Understanding the Federal Style in architecture means distinguishing it from the Georgian Style after the revolution, which brings about the beginning of the end of English influence in America.
In domestic design, rural examples are very similar to those built in pre-revolutionary times, while houses built in prosperous cities such as Boston, Providence, Salem and Portsmouth where subtlety influenced by designs from post-revolutionary France. These house plans emphasized large geometric massing, plain, flat wall surfaces and delicate ornamentation drawn from Classical sources and confined to door, window and cornice moldings. Brick, laid in Flemish bond, was the favored building material, but many frame examples can be found.
These houses are usually of three stories and conceal a nearly flat roof behind a balustrade set at the eaves. The five bay facades have a centered entrance above which a Palladian window may be set. Sidelights usually grace the front door which is crowned with an elliptical fanlight. Windows are set widely apart and are double hung sashes with small panes of glass in either a six-over-six or a nine-over-six configuration. Lintels may be splayed and have a centered keystone block. Exterior shutters are seen only in rural houses; high style examples had internal shutters that folded into the interior window jambs.

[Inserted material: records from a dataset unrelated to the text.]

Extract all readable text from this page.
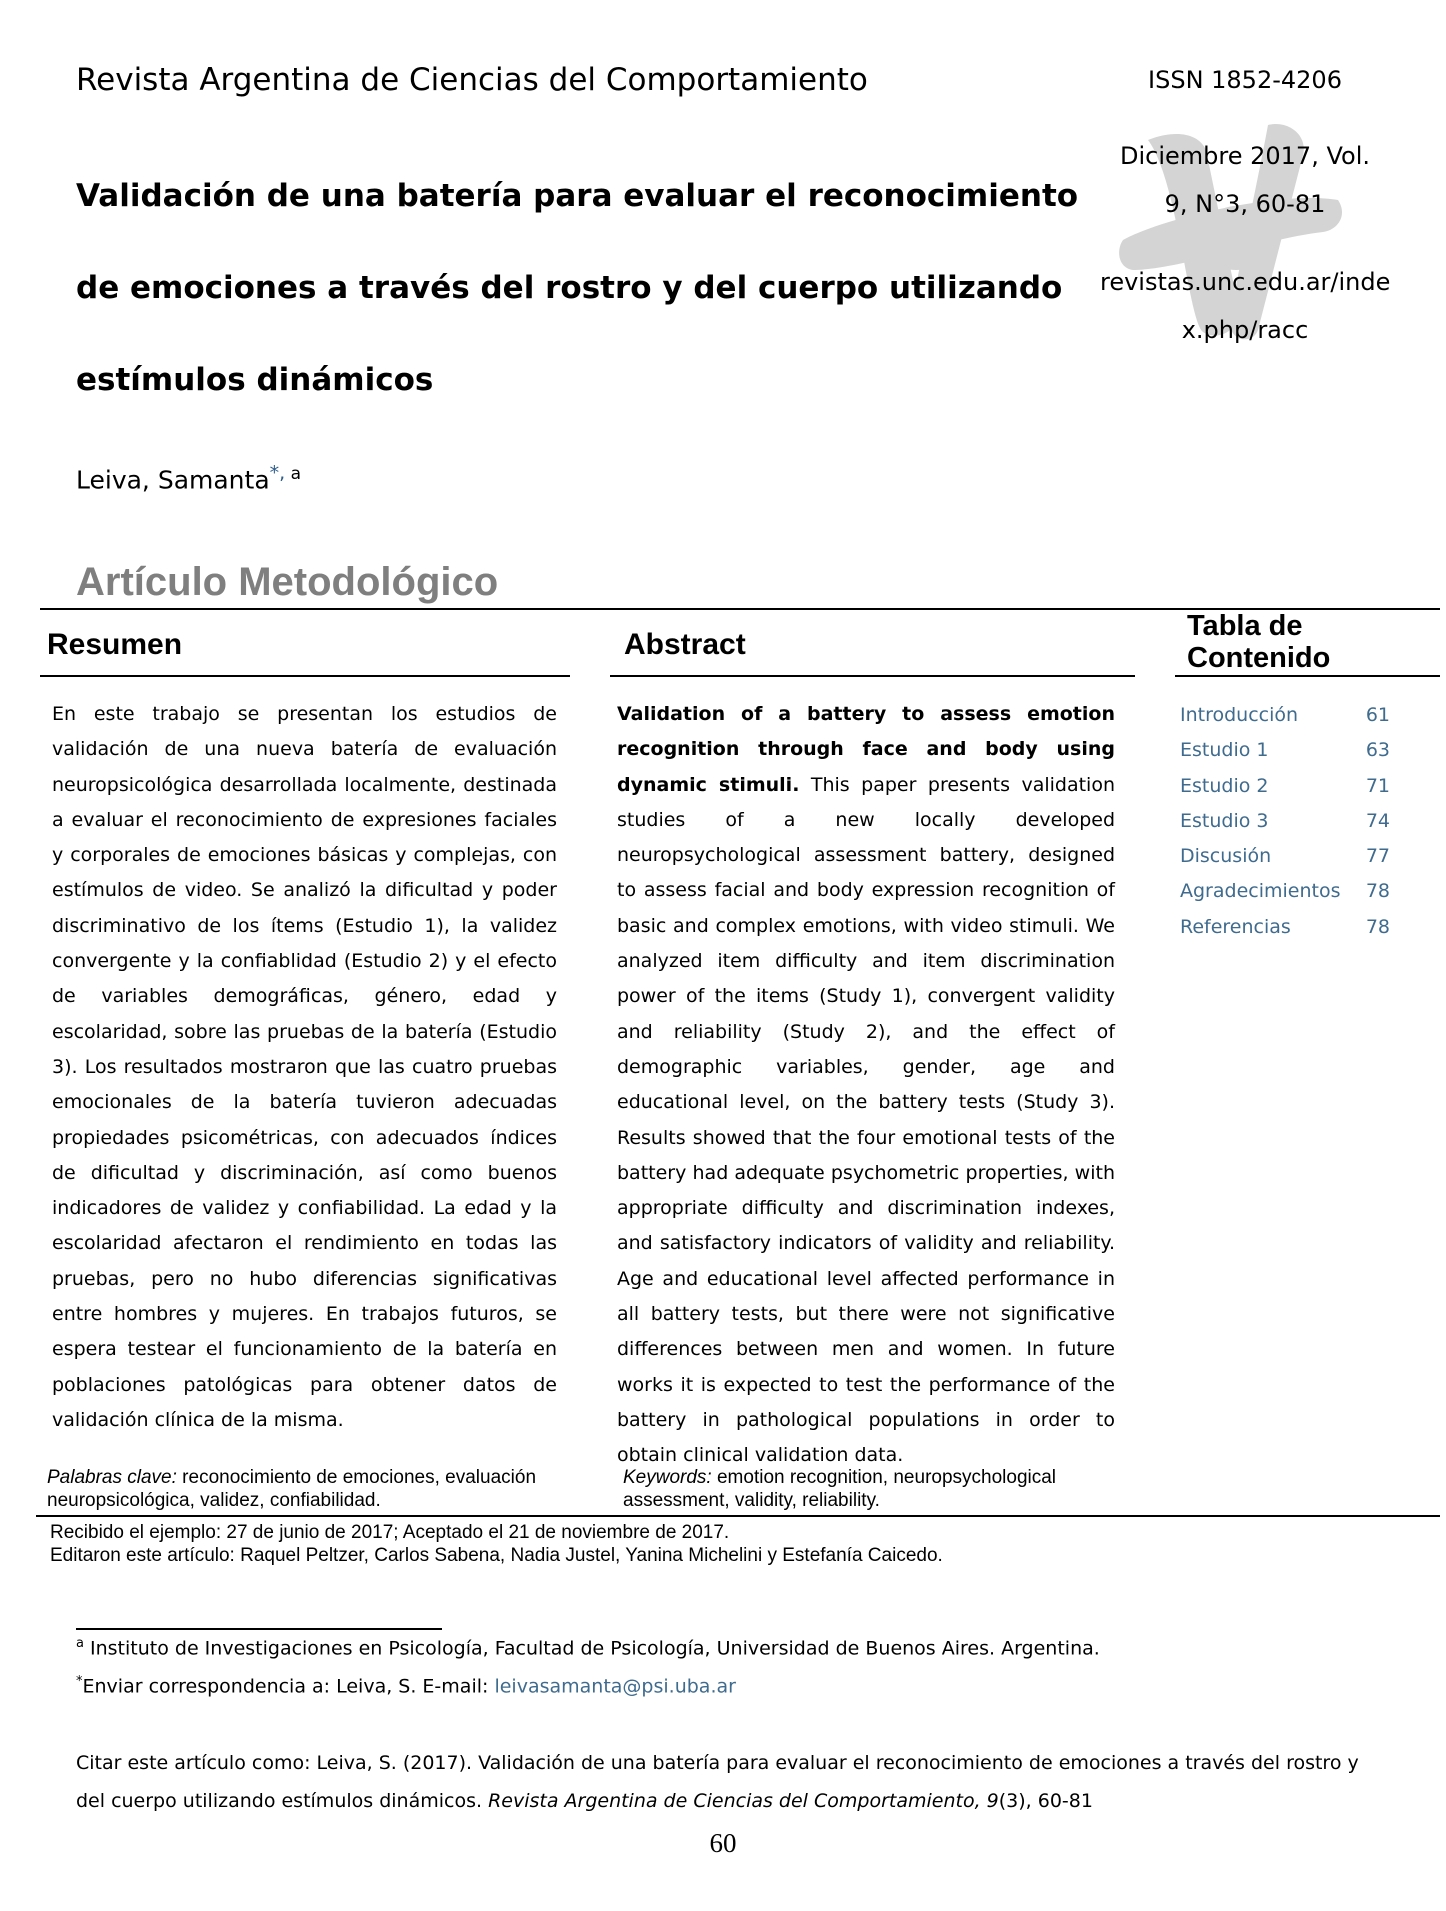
Revista Argentina de Ciencias del Comportamiento	ISSN 1852-4206
Diciembre 2017, Vol.
9, N°3, 60-81
revistas.unc.edu.ar/inde
x.php/racc
Validación de una batería para evaluar el reconocimiento
de emociones a través del rostro y del cuerpo utilizando
estímulos dinámicos
Leiva, Samanta*, $^a$
Artículo Metodológico
Resumen	Abstract
Tabla de
Contenido
En este trabajo se presentan los estudios de validación de una nueva batería de evaluación neuropsicológica desarrollada localmente, destinada a evaluar el reconocimiento de expresiones faciales y corporales de emociones básicas y complejas, con estímulos de video. Se analizó la dificultad y poder discriminativo de los ítems (Estudio 1), la validez convergente y la confiablidad (Estudio 2) y el efecto de variables demográficas, género, edad y escolaridad, sobre las pruebas de la batería (Estudio 3). Los resultados mostraron que las cuatro pruebas emocionales de la batería tuvieron adecuadas propiedades psicométricas, con adecuados índices de dificultad y discriminación, así como buenos indicadores de validez y confiabilidad. La edad y la escolaridad afectaron el rendimiento en todas las pruebas, pero no hubo diferencias significativas entre hombres y mujeres. En trabajos futuros, se espera testear el funcionamiento de la batería en poblaciones patológicas para obtener datos de validación clínica de la misma.
Validation of a battery to assess emotion recognition through face and body using dynamic stimuli. This paper presents validation studies of a new locally developed neuropsychological assessment battery, designed to assess facial and body expression recognition of basic and complex emotions, with video stimuli. We analyzed item difficulty and item discrimination power of the items (Study 1), convergent validity and reliability (Study 2), and the effect of demographic variables, gender, age and educational level, on the battery tests (Study 3). Results showed that the four emotional tests of the battery had adequate psychometric properties, with appropriate difficulty and discrimination indexes, and satisfactory indicators of validity and reliability. Age and educational level affected performance in all battery tests, but there were not significative differences between men and women. In future works it is expected to test the performance of the battery in pathological populations in order to obtain clinical validation data.
Introducción	61
Estudio 1	63
Estudio 2	71
Estudio 3	74
Discusión	77
Agradecimientos 78
Referencias	78
Palabras clave: reconocimiento de emociones, evaluación neuropsicológica, validez, confiabilidad.
Keywords: emotion recognition, neuropsychological assessment, validity, reliability.
Recibido el ejemplo: 27 de junio de 2017; Aceptado el 21 de noviembre de 2017.
Editaron este artículo: Raquel Peltzer, Carlos Sabena, Nadia Justel, Yanina Michelini y Estefanía Caicedo.
$^a$ Instituto de Investigaciones en Psicología, Facultad de Psicología, Universidad de Buenos Aires. Argentina.
*Enviar correspondencia a: Leiva, S. E-mail: leivasamanta@psi.uba.ar
Citar este artículo como: Leiva, S. (2017). Validación de una batería para evaluar el reconocimiento de emociones a través del rostro y del cuerpo utilizando estímulos dinámicos. Revista Argentina de Ciencias del Comportamiento, 9(3), 60-81
60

The design of decorative details was taken from Classical mythology and depicted on the interior plaster panels and moldings. These designs came by way of the English brothers Adam and are seen in the blue and green pastels made popular by Josiah Wedgewood.
Charles Bullfinch was the best known architect of this period in New England. While he transformed colonial Boston into the city we recognize today, Samuel McIntire did the same in the Salem area, and John Holden Green introduced the new taste to Providence.
Rural house designs are usually two story, five bay and end gabled with a centered entrance. But, evidence of a Federal, rather than Georgian date of construction include lighter, more delicate moldings, slender, attenuated Classical columns and pilasters and a centrally located Palladian window or elliptical fanlight. An attached carriage house is not uncommon, having elliptical arches over each of several stalls.